The 2021 patch deals signed by three of the four most valuable teams got the attention of Lustgarten. “While we have a current patch partner (Squarespace), when that patch comes to market, we believe there’s huge upside there, as the market seems to really move in that space,” he said during MSG’s earnings recap.

Beyond sponsorships, the NBA has just scratched the surface in regards to what it can do outside the U.S. with media rights, merchandise and licensing. “Our clients are bullish on the NBA, and its international business is certainly part of the reason,” said Steve Horowitz, co-founder of specialty investment bank Inner Circle Sports, in a phone interview. “Football, or soccer to us here in the U.S., may be the No. 1 sport around the world, but basketball is nipping at its heels, and the NBA has positioned itself well.” Unlike “football” with its various top-tier competitions, the NBA has a virtual monopoly on all of the best basketball talent in the world.

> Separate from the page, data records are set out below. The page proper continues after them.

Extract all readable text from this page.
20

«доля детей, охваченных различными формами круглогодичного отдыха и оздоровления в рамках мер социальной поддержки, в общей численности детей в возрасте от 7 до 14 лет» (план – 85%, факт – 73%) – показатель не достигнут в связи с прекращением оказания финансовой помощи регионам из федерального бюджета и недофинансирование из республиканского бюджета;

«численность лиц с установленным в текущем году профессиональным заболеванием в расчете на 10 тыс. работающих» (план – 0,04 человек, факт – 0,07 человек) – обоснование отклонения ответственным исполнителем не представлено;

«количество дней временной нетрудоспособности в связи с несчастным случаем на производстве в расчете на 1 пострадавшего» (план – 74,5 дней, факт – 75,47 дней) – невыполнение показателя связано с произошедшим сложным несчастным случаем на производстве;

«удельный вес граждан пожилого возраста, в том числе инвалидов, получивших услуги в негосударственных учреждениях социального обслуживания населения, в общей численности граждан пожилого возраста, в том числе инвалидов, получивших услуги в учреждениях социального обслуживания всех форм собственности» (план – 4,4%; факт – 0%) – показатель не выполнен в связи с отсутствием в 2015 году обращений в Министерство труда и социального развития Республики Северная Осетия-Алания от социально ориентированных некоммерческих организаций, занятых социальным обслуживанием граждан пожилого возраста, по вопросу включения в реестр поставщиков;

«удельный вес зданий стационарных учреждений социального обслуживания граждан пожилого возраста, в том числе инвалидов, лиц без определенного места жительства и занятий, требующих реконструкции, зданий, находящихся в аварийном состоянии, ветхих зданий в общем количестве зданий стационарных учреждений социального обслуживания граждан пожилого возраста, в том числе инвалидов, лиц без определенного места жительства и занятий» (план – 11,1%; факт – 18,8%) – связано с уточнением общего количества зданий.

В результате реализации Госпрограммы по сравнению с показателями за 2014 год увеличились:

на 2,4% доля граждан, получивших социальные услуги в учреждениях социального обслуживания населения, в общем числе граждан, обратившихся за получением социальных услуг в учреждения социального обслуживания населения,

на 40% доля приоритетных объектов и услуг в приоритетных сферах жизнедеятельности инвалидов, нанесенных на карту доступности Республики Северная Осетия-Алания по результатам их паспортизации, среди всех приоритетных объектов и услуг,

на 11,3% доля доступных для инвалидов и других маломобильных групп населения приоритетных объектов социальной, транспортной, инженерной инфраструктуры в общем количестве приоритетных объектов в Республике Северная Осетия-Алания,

Fans and sponsors around the world have a major interest in the NBA, and franchise values also benefit from the global pool of potential investors, a phenomenon much more muted when it comes to the NFL or MLB. Forbes identified a record 2,755 people with 10-figure fortunes in its 2021 list of billionaires, but only one-quarter of them are based in the U.S.

“The NBA is the dominant U.S. league in terms of international investor appeal,” sports banker Sal Galatioto said in a phone interview. “People from all over the world want to invest in the NBA, and that’s a huge advantage.”

Expansion Windfall

The addition of two more NBA teams is a matter of when, not if. Commissioner Adam Silver acknowledged as much at Sportico’s NBA event in January, saying it’s “inevitable that at some point [the league] will turn back to expansion. Successful organizations tend to grow over time.” Silver said $2.5 billion was “very low” for an entry fee. The last expansion franchise was Charlotte, which started play in 2004 and cost $300 million.

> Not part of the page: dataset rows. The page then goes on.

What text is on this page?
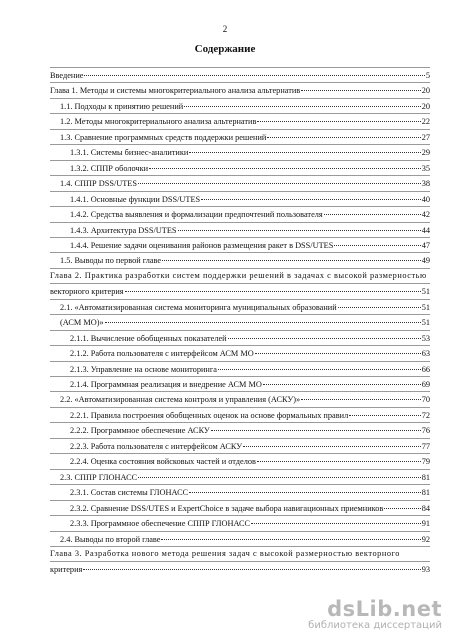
2
Содержание
Введение	5
Глава 1. Методы и системы многокритериального анализа альтернатив	20
1.1. Подходы к принятию решений	20
1.2. Методы многокритериального анализа альтернатив	22
1.3. Сравнение программных средств поддержки решений	27
1.3.1. Системы бизнес-аналитики	29
1.3.2. СППР оболочки	35
1.4. СППР DSS/UTES	38
1.4.1. Основные функции DSS/UTES	40
1.4.2. Средства выявления и формализации предпочтений пользователя	42
1.4.3. Архитектура DSS/UTES	44
1.4.4. Решение задачи оценивания районов размещения ракет в DSS/UTES	47
1.5. Выводы по первой главе	49
Глава 2. Практика разработки систем поддержки решений в задачах с высокой размерностью
векторного критерия	51
2.1. «Автоматизированная система мониторинга муниципальных образований	51
(АСМ МО)»	51
2.1.1. Вычисление обобщенных показателей	53
2.1.2. Работа пользователя с интерфейсом АСМ МО	63
2.1.3. Управление на основе мониторинга	66
2.1.4. Программная реализация и внедрение АСМ МО	69
2.2. «Автоматизированная система контроля и управления (АСКУ)»	70
2.2.1. Правила построения обобщенных оценок на основе формальных правил	72
2.2.2. Программное обеспечение АСКУ	76
2.2.3. Работа пользователя с интерфейсом АСКУ	77
2.2.4. Оценка состояния войсковых частей и отделов	79
2.3. СППР ГЛОНАСС	81
2.3.1. Состав системы ГЛОНАСС	81
2.3.2. Сравнение DSS/UTES и ExpertChoice в задаче выбора навигационных приемников	84
2.3.3. Программное обеспечение СППР ГЛОНАСС	91
2.4. Выводы по второй главе	92
Глава 3. Разработка нового метода решения задач с высокой размерностью векторного
критерия	93
dsLib.net
библиотека диссертаций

Seattle and Las Vegas offer the two most obvious destinations for new teams, while Mexico City, Louisville, Vancouver and other cities have been floated as possibilities. Existing owners will push for a pair of hefty fees in exchange for seeing their slice of future shared revenue shrink.

Nothing is imminent on the expansion front, and multiple NBA insiders think a timeline will be tied to the next round of TV contracts. If the league is able to lock in new media deals worth $60-70 billion, then the calculus changes, with entry price into the NBA club jumping from maybe $2.5-3 billion to as much as $4 billion—money that is not shared with the players under the CBA.

TV Landscape

“It is going to be very choppy waters over the next couple of years with the revamping of the RSN model,” said media rights consultant Lee Berke in a phone interview. Networks are locked into long-term deals, but customers dropping cable has crushed their cash flow models. An expiring cable deal used to be nirvana for teams, as they readied for local contracts that often more than doubled. But this year, the Trail Blazers took a paycut in their move to Root Sports, according to one source. The Cavaliers extended their local rights deal at the same level as the prior pact. Flat feels like the new up.

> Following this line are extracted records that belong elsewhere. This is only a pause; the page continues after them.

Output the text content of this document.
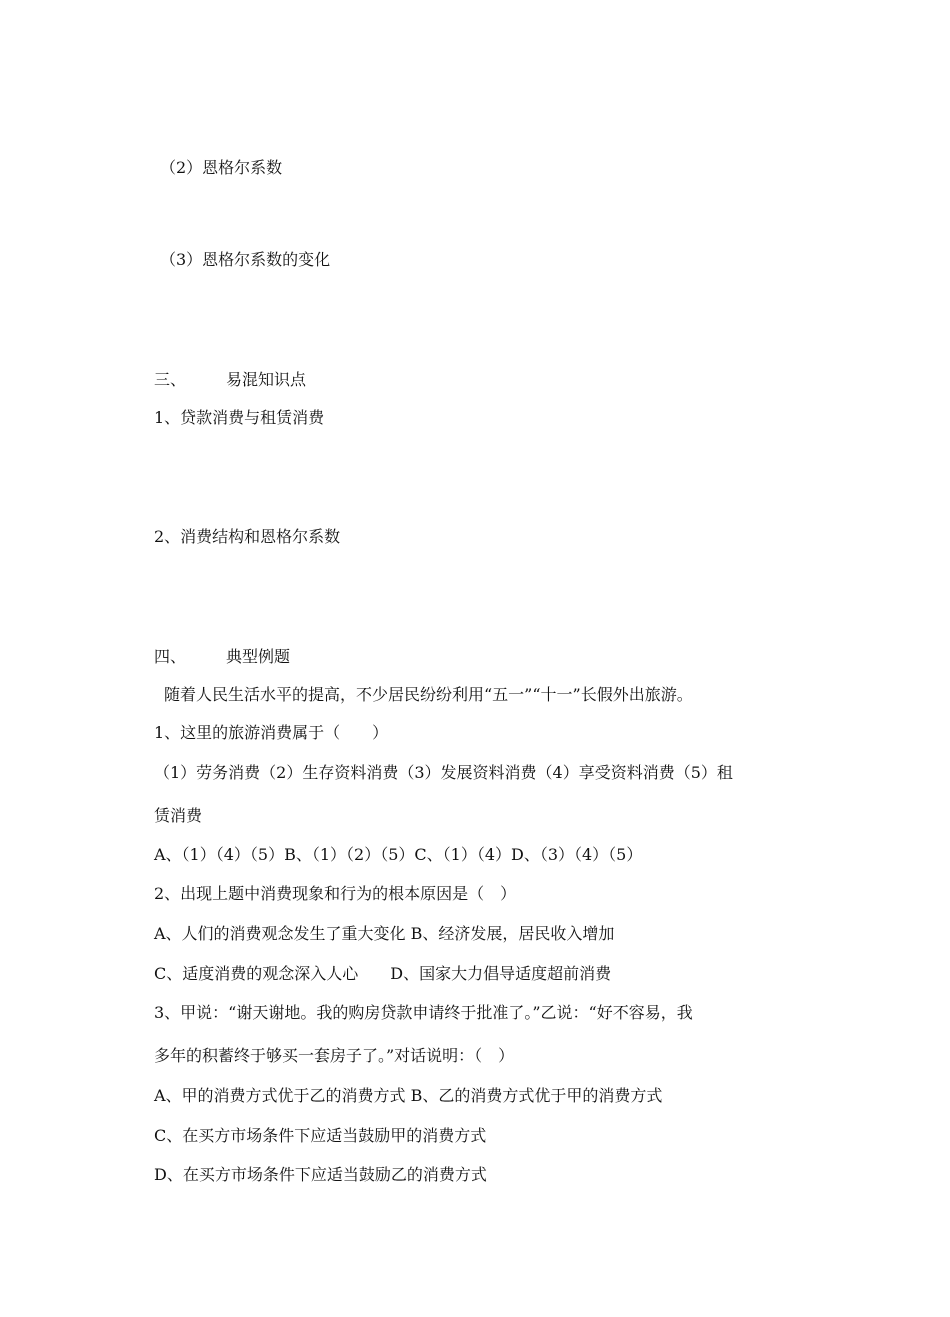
（2）恩格尔系数
（3）恩格尔系数的变化
三、 易混知识点
1、贷款消费与租赁消费
2、消费结构和恩格尔系数
四、 典型例题
随着人民生活水平的提高，不少居民纷纷利用“五一”“十一”长假外出旅游。
1、这里的旅游消费属于（　　）
（1）劳务消费（2）生存资料消费（3）发展资料消费（4）享受资料消费（5）租
赁消费
A、（1）（4）（5）B、（1）（2）（5）C、（1）（4）D、（3）（4）（5）
2、出现上题中消费现象和行为的根本原因是（　）
A、人们的消费观念发生了重大变化 B、经济发展，居民收入增加
C、适度消费的观念深入人心　　D、国家大力倡导适度超前消费
3、甲说：“谢天谢地。我的购房贷款申请终于批准了。”乙说：“好不容易，我
多年的积蓄终于够买一套房子了。”对话说明：（　）
A、甲的消费方式优于乙的消费方式 B、乙的消费方式优于甲的消费方式
C、在买方市场条件下应适当鼓励甲的消费方式
D、在买方市场条件下应适当鼓励乙的消费方式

The good news for teams is that the content remains extremely valuable, and they now just need to work out the distribution. Media consultant Desser draws the analogy to how ticketing options have evolved from just general seating to club areas, suites and packaged experiences. Your paper ticket has gone digital and can be sold through a secondary marketplace and these days may have an NFT attached to it. Fans will increasingly have options to consume games that cover streaming, linear TV, gambling and more.

Cushioning the blow on the local level is the anticipation of what the NBA’s next national TV contract could look like, as the current nine-year, $24 billion pact heads toward expiration after the 2024-25 season.

“I think the timing of the NBA media contract is auspicious because there should be more clarity on streaming,” said Desser. “It is a great opportunity that won’t come around for another decade, and there could be some pretty interesting bidding, especially when it comes to these streaming platforms potentially needing another infusion of oxygen.”

The NBA has done a limited amount with streaming to date, but Berke says that provides an opportunity, and he expects them to embrace streaming aggressively under the next round of deals. “There is a very competitive marketplace of well-funded media companies with multi-platform distribution that are looking for a sport that skews young and towards younger tech-savvy fans,” said Berke.

NBA insiders expect the next round of deals to more than double and don’t rule out a 200% bump, after factoring in streaming.